In line with a significant future development of the situation and close cooperation with the ICTY, the Council will again and on time focus on that issue, based on a verbal report made by the task force, the Foreign Minister of Luxembourg and president of the EU Council, Jean Asselborn, said reading a statement on behalf of the EU Presidency.
The five-member task force, comprised of the foreign ministers of Luxembourg, Great Britain and Austria and EU High Representative for the Common Foreign and Security Policy Javier Solana and EU Enlargement Commissioner Olli Rehn, held separate talks first with del Ponte and then with the Croatian delegation.
Croatian PM Ivo Sanader expressed satisfaction with the meeting adding that he did not expect that "a decision will be made today, given that the task force is not authorised to make any decision" stressing that decisions were being made by the EU Council.
"If there has been some progress today it is that we have re-established dialogue and regained trust," Sanader said. He added that he informed the task force of a number of measures Croatia had taken since March 16 regarding the resolving of the general Ante Gotovina case.

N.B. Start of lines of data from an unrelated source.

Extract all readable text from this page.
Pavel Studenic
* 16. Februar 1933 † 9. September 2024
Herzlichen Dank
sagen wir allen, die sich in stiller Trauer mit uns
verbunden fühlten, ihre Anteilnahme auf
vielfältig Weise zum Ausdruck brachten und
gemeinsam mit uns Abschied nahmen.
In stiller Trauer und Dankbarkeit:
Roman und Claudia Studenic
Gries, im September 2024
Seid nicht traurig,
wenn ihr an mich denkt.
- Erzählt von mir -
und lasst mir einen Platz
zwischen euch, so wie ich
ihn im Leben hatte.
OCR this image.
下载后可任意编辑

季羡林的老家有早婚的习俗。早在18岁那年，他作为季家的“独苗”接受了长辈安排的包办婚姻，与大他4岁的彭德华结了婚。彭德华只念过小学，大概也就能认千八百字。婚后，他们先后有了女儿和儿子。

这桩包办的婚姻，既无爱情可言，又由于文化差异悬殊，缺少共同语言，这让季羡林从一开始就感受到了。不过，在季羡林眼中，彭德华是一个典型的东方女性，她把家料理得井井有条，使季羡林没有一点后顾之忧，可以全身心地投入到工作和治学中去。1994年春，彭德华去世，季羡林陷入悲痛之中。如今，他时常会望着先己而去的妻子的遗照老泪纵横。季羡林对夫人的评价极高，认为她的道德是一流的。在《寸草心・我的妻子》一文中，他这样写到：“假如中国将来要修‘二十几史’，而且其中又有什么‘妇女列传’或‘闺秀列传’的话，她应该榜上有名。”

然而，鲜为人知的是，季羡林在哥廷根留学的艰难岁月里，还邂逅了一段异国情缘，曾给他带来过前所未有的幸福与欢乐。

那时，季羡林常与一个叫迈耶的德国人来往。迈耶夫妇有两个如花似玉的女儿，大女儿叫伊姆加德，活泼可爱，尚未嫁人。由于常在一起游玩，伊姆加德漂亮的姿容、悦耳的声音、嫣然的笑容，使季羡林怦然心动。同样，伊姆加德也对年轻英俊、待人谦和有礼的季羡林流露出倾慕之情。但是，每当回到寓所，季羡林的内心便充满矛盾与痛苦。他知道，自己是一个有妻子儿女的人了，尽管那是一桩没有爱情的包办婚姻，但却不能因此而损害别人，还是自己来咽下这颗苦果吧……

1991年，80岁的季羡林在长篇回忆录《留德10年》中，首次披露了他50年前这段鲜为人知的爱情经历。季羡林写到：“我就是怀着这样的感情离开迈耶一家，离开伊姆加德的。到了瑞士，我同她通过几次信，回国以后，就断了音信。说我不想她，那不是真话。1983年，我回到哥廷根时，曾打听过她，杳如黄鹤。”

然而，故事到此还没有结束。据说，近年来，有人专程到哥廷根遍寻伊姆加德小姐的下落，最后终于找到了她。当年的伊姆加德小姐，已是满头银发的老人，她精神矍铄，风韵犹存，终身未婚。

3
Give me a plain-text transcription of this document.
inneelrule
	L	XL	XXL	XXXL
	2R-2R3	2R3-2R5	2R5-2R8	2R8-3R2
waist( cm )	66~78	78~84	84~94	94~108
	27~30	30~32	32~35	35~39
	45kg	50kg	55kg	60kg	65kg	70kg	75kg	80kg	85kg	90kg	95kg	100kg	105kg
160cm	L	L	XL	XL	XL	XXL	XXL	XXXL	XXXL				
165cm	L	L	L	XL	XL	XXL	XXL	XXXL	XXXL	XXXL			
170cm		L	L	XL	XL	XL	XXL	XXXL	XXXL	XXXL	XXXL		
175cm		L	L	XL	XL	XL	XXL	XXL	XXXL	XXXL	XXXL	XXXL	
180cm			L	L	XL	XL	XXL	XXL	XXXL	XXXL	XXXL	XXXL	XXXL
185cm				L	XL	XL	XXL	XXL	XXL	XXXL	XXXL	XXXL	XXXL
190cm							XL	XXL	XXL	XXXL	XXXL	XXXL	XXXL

He also announced a plan with six items Croatia will implement in the next six months.
Asselborn said the EU would closely observe the implementation of the plan which the Croatian PM declined to explain in detail.
Prosecutor del Ponte did not change her previous position, namely that Croatia was not cooperating fully with the UN war crimes tribunal in The Hague.
Our positions did not change, del Ponte said. At the moment Croatia is not fully cooperating with the Hague tribunal, the prosecutor stressed after the talks with the EU task force.
She said Gotovina was in Croatia and that he occasionally travelled to Bosnia, namely that he was in the reach of the Croatian authorities.
The prosecutor said she had informed the EU task force about the network harbouring the runaway general.